I believe it represents a case study of part of the "cross roads crisis" that highered is in (and in deeper than we may realize), especially relevant to private liberal arts colleges, in this case.
In some ways the
bottom-line is "What do you do when you've run out of 'next
tricks/tactics'?" Is using innovative recruiting a smart strategy to buy
time or a cop-out to postpone looking hard at the toughest questions?
If "peak oil" has passed for liberal arts colleges, are you we ready with Plan B...?
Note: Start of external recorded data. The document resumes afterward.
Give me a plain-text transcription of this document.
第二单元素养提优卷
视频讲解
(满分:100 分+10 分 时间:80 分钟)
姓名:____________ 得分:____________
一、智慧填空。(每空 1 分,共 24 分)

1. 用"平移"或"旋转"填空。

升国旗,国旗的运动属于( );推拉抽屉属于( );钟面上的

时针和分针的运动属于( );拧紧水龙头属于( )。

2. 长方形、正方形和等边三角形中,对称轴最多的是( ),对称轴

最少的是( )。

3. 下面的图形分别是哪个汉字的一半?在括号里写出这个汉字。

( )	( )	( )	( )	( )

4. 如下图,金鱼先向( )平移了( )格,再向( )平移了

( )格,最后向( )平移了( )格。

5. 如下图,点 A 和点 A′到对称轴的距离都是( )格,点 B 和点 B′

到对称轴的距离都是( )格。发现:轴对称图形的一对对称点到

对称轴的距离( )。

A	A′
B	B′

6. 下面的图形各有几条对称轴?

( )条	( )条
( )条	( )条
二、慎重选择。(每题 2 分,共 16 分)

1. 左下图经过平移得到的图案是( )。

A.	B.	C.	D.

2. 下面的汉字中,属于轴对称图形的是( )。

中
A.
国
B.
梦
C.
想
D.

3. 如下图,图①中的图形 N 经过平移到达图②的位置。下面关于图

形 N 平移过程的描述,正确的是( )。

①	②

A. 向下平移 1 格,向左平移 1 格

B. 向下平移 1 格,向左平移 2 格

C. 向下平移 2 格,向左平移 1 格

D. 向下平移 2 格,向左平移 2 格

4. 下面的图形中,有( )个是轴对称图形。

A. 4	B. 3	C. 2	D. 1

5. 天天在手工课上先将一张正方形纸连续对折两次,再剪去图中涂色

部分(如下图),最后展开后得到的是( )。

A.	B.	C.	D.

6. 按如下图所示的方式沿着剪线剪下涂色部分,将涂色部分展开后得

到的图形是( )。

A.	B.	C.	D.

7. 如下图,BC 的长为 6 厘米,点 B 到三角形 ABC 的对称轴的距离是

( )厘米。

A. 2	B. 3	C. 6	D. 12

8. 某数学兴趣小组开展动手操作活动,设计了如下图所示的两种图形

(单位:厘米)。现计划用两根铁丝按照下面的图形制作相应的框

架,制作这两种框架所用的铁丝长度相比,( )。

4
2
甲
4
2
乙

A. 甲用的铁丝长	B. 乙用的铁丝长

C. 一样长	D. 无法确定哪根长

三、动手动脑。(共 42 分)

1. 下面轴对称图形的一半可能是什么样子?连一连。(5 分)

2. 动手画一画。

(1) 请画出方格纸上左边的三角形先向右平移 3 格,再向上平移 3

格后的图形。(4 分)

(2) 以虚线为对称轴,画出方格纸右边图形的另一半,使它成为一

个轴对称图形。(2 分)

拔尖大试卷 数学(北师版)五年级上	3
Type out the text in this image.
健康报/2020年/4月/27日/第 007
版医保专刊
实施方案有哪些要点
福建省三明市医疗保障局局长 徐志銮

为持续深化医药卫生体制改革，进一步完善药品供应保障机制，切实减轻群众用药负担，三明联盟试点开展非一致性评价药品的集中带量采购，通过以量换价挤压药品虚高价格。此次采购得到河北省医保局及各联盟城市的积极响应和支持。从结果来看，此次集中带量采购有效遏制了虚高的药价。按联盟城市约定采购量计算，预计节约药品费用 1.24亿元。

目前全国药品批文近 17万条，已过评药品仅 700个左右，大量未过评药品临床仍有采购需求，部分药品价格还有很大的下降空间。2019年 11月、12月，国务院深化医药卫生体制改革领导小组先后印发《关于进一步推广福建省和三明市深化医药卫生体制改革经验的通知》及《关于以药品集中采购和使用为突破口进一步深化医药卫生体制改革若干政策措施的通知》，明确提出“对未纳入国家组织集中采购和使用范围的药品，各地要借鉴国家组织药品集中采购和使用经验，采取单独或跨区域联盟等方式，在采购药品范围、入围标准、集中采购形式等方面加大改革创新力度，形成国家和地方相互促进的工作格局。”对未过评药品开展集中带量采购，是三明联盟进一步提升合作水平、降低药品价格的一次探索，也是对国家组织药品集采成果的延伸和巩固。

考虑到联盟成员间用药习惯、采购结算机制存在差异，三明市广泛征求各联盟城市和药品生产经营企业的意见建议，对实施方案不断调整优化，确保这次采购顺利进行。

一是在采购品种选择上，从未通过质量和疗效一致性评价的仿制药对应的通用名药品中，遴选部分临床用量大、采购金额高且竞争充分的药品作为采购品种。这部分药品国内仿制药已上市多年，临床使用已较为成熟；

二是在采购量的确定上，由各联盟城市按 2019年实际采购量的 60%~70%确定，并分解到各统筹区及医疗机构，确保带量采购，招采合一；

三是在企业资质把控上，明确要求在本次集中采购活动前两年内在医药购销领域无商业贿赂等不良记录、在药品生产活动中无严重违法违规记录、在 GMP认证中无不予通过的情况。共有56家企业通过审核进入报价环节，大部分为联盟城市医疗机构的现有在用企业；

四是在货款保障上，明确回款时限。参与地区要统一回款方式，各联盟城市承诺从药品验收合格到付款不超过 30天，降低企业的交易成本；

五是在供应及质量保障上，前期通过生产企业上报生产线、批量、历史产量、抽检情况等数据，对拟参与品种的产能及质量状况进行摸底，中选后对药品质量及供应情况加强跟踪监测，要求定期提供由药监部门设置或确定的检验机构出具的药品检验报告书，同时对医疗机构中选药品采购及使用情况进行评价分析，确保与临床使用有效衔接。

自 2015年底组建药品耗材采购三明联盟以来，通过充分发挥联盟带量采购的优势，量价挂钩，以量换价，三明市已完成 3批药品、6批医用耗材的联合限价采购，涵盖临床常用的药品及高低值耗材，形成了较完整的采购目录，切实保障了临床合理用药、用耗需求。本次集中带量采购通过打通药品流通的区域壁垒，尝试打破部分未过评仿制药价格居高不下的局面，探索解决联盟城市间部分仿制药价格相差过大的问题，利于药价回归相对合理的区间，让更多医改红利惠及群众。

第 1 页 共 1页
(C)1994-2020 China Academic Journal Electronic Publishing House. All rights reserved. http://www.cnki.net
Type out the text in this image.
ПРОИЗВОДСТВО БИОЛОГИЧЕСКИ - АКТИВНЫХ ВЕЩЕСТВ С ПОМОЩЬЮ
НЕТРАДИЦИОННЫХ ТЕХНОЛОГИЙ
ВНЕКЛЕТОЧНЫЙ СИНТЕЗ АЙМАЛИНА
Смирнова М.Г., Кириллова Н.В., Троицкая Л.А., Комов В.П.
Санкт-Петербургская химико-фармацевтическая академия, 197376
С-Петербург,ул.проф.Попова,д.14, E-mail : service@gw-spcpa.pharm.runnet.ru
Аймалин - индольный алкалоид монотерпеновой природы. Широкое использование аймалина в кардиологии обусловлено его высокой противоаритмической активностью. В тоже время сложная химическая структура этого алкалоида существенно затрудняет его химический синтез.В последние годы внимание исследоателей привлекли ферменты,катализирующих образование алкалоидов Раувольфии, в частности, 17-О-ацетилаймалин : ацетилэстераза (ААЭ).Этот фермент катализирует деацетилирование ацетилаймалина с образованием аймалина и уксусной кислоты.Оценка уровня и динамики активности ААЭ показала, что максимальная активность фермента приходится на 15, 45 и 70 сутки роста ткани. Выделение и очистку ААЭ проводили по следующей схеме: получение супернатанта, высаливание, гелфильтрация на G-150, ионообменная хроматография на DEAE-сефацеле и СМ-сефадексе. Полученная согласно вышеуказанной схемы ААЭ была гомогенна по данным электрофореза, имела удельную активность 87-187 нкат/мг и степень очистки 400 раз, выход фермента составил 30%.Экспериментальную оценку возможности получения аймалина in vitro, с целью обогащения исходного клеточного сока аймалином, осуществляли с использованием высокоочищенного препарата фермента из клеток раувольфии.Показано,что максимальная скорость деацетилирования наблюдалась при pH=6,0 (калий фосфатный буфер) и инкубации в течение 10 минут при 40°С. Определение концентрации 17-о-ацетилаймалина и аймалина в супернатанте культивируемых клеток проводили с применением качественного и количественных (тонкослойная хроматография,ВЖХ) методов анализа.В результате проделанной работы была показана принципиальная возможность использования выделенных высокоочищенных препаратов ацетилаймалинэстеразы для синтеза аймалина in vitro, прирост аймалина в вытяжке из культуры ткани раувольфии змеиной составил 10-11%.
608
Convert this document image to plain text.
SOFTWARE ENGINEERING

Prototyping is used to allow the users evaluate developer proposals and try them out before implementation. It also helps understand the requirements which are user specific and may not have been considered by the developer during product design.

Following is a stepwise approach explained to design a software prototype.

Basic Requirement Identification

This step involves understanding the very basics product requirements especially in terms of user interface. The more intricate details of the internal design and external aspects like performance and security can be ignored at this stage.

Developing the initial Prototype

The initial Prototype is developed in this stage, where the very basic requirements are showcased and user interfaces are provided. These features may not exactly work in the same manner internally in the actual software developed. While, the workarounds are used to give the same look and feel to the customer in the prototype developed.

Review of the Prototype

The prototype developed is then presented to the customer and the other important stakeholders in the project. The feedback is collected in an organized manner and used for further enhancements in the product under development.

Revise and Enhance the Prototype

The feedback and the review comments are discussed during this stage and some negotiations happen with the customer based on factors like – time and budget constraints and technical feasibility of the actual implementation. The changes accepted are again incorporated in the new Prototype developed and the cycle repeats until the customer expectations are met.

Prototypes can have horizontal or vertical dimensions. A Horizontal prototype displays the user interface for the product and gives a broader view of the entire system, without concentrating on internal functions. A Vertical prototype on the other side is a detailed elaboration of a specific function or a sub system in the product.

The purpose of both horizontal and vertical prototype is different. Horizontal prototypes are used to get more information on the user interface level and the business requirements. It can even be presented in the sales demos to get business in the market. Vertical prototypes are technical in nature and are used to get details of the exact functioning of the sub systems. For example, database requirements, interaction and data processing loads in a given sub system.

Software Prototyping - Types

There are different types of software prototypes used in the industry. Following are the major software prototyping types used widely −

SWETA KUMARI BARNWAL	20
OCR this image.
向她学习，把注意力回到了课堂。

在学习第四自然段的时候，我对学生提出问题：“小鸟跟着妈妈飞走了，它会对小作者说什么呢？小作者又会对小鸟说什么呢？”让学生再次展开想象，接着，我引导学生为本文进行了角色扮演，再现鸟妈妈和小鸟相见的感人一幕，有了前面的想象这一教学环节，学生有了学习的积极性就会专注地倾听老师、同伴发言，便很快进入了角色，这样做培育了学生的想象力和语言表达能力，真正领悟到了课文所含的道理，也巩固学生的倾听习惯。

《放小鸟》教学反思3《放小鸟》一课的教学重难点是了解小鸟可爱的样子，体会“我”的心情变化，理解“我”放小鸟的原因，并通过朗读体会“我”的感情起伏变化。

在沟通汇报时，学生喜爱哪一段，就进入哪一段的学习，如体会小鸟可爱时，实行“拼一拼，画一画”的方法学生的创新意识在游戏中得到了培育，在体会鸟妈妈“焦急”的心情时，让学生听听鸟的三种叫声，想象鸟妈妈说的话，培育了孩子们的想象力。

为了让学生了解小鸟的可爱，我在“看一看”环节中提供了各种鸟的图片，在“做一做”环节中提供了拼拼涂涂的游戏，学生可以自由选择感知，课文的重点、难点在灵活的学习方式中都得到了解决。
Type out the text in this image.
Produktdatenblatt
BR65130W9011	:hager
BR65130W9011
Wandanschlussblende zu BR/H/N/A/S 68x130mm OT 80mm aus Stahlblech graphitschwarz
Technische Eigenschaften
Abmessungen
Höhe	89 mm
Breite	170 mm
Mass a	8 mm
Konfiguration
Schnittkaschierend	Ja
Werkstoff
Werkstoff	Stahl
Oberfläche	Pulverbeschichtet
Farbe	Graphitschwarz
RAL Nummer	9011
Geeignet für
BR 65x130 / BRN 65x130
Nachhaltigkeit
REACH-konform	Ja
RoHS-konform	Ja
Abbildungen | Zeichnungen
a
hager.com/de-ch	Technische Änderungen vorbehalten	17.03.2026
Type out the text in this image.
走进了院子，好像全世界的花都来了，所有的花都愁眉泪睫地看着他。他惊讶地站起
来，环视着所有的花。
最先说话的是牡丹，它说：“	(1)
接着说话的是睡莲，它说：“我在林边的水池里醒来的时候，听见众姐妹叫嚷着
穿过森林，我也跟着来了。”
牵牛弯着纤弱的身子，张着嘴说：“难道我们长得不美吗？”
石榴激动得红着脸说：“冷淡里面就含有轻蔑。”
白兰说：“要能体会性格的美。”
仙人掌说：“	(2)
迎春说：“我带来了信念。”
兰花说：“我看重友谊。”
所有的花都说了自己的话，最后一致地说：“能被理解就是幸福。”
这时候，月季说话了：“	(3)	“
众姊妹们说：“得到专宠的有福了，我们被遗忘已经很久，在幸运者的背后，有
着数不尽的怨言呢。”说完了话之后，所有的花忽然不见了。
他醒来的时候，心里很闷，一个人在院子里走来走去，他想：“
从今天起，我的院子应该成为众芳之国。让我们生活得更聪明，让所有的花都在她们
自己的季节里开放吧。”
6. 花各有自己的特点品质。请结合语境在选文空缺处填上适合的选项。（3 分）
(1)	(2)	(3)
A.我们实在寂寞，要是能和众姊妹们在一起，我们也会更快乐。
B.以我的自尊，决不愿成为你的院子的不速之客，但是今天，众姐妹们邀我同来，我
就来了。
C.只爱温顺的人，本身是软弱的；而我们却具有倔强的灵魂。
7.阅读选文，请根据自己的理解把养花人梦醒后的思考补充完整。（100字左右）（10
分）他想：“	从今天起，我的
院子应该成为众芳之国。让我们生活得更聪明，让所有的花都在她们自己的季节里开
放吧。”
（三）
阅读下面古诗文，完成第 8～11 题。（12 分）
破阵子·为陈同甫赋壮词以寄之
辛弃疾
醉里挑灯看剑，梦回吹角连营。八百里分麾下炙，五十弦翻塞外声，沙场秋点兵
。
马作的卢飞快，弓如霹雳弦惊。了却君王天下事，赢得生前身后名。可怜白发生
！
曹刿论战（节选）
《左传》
------------------------------------------------
From "The
Final Frontier"
"...liberal
arts colleges may be getting to a point where marketing efforts -- such as
targeting new geographic regions or adding new sports or academic programs that
appeal to full-paying or high-achieving prospective students -- might not be
enough to keep the colleges financially viable."
“'The reality is
that the type of students that most colleges want to recruit doesn’t go that
deep,' Hatch said....
"Right now
such short-term moves [looking for new sources of students] are holding off a
significant change in how liberal arts colleges operate....
"Over the
next few years, Augustana is planning to undergo a significant strategic
planning initiative that will confront some of the major challenges Bahls and
others believe will affect colleges like theirs over the next few decades.
Among them: how to incorporate technology into the curriculum, how to address
declining interest in traditional liberal arts programs, and how to change the
financial model to make it more sustainable.
"The goal
of the recruitment expansion is to buy the time to get that process completed."